In just a few years, big data has evolved from an emerging trend into a mainstream IT phenomenon. Organizations of all sizes are dealing with larger volumes of data, spread across a broader range of types and locations, compounded by the need to process and manage it all faster than ever before.
Though some might argue that the hype surrounding big data is growing faster than the data itself, one thing is abundantly clear: Businesses can no longer afford to ignore the challenges caused by exponential growth in data volume, velocity and variety -- otherwise known as "the three Vs.”
Part of the urgency is purely operational in nature -- in order to keep systems running smoothly and efficiently, businesses have no choice but to find more effective ways to manage the growing volumes of data that now permeate the organization.

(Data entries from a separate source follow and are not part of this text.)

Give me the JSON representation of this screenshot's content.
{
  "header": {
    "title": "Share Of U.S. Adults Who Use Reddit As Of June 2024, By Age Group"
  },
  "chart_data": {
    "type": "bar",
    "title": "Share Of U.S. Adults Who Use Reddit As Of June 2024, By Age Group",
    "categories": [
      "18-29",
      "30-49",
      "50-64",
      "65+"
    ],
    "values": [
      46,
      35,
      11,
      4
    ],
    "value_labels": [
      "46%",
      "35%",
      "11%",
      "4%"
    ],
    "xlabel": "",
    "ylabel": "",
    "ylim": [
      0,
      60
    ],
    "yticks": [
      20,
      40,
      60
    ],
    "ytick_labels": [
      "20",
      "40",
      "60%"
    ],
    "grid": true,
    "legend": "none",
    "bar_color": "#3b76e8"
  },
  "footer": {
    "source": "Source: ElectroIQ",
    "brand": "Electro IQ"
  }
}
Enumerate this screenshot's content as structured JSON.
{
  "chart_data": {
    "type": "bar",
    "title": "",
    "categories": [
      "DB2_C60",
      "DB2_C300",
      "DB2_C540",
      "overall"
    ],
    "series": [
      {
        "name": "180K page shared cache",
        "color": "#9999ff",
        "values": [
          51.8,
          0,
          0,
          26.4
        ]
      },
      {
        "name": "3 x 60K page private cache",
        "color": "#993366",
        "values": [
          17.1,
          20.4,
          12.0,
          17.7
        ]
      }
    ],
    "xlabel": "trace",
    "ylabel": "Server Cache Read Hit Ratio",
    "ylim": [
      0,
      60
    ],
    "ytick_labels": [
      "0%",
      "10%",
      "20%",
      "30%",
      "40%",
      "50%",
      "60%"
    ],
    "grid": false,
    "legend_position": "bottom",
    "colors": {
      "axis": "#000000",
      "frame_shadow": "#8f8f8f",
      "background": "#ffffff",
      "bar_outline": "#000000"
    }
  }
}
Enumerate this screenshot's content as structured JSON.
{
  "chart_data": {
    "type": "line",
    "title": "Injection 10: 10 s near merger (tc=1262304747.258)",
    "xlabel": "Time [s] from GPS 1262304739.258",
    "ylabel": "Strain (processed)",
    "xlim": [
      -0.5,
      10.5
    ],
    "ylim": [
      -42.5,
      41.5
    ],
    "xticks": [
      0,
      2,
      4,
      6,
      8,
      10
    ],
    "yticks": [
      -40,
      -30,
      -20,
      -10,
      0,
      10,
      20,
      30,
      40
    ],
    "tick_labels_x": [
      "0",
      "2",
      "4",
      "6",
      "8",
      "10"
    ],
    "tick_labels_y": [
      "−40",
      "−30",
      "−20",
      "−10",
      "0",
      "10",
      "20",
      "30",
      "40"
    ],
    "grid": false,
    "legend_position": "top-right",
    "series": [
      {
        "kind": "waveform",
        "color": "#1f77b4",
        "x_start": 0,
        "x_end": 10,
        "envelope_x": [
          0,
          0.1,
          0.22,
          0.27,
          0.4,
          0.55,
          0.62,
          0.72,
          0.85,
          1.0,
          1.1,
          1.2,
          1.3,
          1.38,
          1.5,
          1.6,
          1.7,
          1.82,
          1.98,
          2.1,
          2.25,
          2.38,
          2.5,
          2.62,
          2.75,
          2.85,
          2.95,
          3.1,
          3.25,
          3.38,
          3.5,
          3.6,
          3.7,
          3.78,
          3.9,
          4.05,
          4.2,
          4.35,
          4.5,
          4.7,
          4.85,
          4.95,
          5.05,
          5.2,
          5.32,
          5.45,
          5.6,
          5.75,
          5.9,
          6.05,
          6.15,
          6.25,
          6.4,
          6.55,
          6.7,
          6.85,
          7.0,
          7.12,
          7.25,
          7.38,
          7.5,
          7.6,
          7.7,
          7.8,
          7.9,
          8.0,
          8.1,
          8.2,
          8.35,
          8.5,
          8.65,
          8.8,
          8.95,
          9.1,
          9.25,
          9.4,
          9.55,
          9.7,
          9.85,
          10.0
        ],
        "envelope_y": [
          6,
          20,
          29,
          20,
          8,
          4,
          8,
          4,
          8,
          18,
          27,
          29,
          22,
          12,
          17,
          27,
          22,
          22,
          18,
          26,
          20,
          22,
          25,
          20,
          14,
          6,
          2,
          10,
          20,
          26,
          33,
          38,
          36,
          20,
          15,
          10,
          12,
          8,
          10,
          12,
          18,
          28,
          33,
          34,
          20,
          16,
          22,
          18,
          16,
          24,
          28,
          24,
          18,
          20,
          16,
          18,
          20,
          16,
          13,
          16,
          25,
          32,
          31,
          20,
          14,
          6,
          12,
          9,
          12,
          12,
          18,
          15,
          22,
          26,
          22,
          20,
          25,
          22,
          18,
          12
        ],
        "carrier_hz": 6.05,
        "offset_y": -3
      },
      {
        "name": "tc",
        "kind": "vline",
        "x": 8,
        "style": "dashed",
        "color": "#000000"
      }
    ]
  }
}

But just as important as the need to manage the pressures big data creates is the need to capitalize on the opportunity it affords to make smart, insightful decisions.
In the modern economy, a business that’s not data-driven in its decision making is one that’s not apt to remain competitive for very long.
With that in mind, here are five steps businesses can take to both insulate themselves from the pressures big data creates and take advantage of the opportunities it presents.
1. Convert Data into Information
There’s a big difference between data and information. Data, in a vacuum, is not incredibly valuable. The value comes from an organization’s ability to convert data into information that can be used to drive informed business decisions. But most organizations are so overwhelmed by their volumes of data that they don’t know where to begin the process of converting it into information.
The key is to start with a business question to which the answer is not already known. The question should be specific and narrow in its focus, and it should be driven by the business, not by the IT department’s desire to experiment with a given technology. Articulating a specific, business-driven question helps focus efforts and makes the task of converting data into information more manageable and attainable.
2. Embrace Data Agnostically
We now operate in a world where the proliferation of multiple data types in multiple locations is the norm. Despite this new reality, too many organizations still try to confine data into a single platform, source or location, and many still make blanket decisions about which data is or isn’t useful based on nothing more than its perceived value. Instead, organizations should embrace data agnostically and prioritize the ability to connect to all data types, in all locations. Only by embracing data agnostically can companies truly discover the valuable insights hidden within non-traditional data types such as video, social media and sensor data.
3. Put People in Control
In many organizations, tools, not people, are in control. In other words, the tools an organization uses have come to define what is and isn’t possible. Decisions are based on what a given set of tools can and cannot track or do. Saying “this is what the tool tracks” is often seen as a justifiable explanation for the limitations of a given analysis.
Employees, not tools, should shape the organization’s information management. That’s why it’s time to embrace the concept of self-service data access and visualization. This will put the power back in the hands of people, empowering them to use their domain expertise to make key decisions.
4. Augment, Augment, Augment
Too often, organizations feel resigned to live with the IT solutions they already have in place. Though users are well aware of the current system’s limitations, they’d rather continue with a flawed approach than have to learn -- and perhaps more importantly, pay for -- an entirely new one.
The mistake here isn’t necessarily in being averse to ripping and replacing, but rather in believing that the status quo or rip-and-replace are the only options. That’s simply not the case. Many great solutions exist now that are complementary in nature, designed to help organizations get more out of the investments they’ve already made and the systems on which their users are already comfortable.
5. Evenly Deploy Governance
Though generally seen as a function of technology, governance should be a key consideration for both IT and line of business. Respect for governance should be embraced across all functional areas, and by all users in a given big data initiative. In no uncertain terms, governance is everyone’s responsibility and should be evenly deployed throughout an organization. They key to making this happen is collaboration. When IT and line-of-business collaborate, the result is an organizational culture where priorities are clear, objectives uniform, and most importantly, nothing falls through the cracks.